Just days after saying that it was targeting record wheat shipments this year, the government went to the other extreme on Saturday by banning exports. While the decision was prompted by domestic wheat prices hitting a record high after a heat wave brought down production, the question is whether such a sledgehammer approach was necessary. The answer would be a resounding ‘no.’ Justifying the decision, a government official told Reuters that for the government, the ban, following the sharp rise in inflation, was “an abundance of caution.” Call it a knee-jerk response or abundance of caution, the problem is this has been a standard response of the government while imposing ban on exports of various commodities from time to time. Look at the number of times (an estimated three times a year on average) that an export ban was imposed on onion, at the slightest hint of trouble.
No one can deny that some action was necessary to cool the domestic prices of wheat. In February, the government forecast production of 111.32 million tonnes, the sixth straight record crop, but it cut the forecast to 105 million tonnes in May. Latest estimates are that the crop could fall to around 100 million tonnes or even lower, and the government’s procurement has fallen more than 50%, raising the possibility of stocks becoming inadequate to ensure subsidised supplies under the National Food Security Act. The government has also said that private traders need not worry as about 4 million tonnes of wheat that has already been contracted for shipments with letters of credit will be allowed to be exported. While these arguments have some merit, the point is a sudden export ban wasn’t necessary. The purpose could have been achieved by resorting to calibration of exports via a minimum export price or an export duty. Several wheat exporting countries have done precisely that.

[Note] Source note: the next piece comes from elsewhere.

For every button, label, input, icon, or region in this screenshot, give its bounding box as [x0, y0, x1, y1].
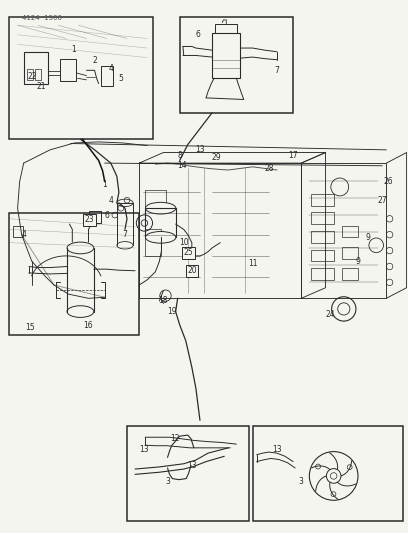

The fact is that while the ban favours consumers, it does hurt farmers’ interests. While farmers suffer during excess supply and depressed prices, they are unable to reap the benefits of higher prices amid crop shortages and a surge in demand in the international market if exports are banned. As Ashok Gulati and Sanchit Gupta wrote in The Indian Express, the sudden export ban reflects a deep-rooted urban consumer bias that indirectly becomes anti-farmer. In a major work that ICRIER did with OECD on the issue of agriculture price policies, it found that imposition of stocking limits on traders and export restrictions act as an implicit tax on farmers.
Another major issue is the timing of the announcement. It raises serious questions about India’s export policy credibility. The announcement comes barely a week after PM Narendra Modi directed that all steps be taken to ensure quality norms and standards so that India evolves into an assured source of foodgrain and other agri-products. It is not clear what changed the approach within a week. Agriculture ministers of the G7 nations have already said they would recommend the topic be addressed at the G7 summit in Germany in June that Modi has been invited to attend. Global buyers were banking on supplies from the world’s second-biggest wheat producer after exports from the Black Sea region plunged following Russia’s invasion of Ukraine. Although not one of the world’s top wheat exporters, India’s ban could drive global prices to new peaks given already tight supply, hitting poor consumers in Asia and Africa particularly hard. Traders have already predicted chaotic trading on the international wheat markets when they open on Monday as the ban would be a blow to buyers looking for wheat supplies. In short, the export ban decision was an extreme measure that should have been avoided. It will do little to tame inflation and will reflect poorly on India’s image as a nation that lends its helping hand to the poor of the world when it matters the most.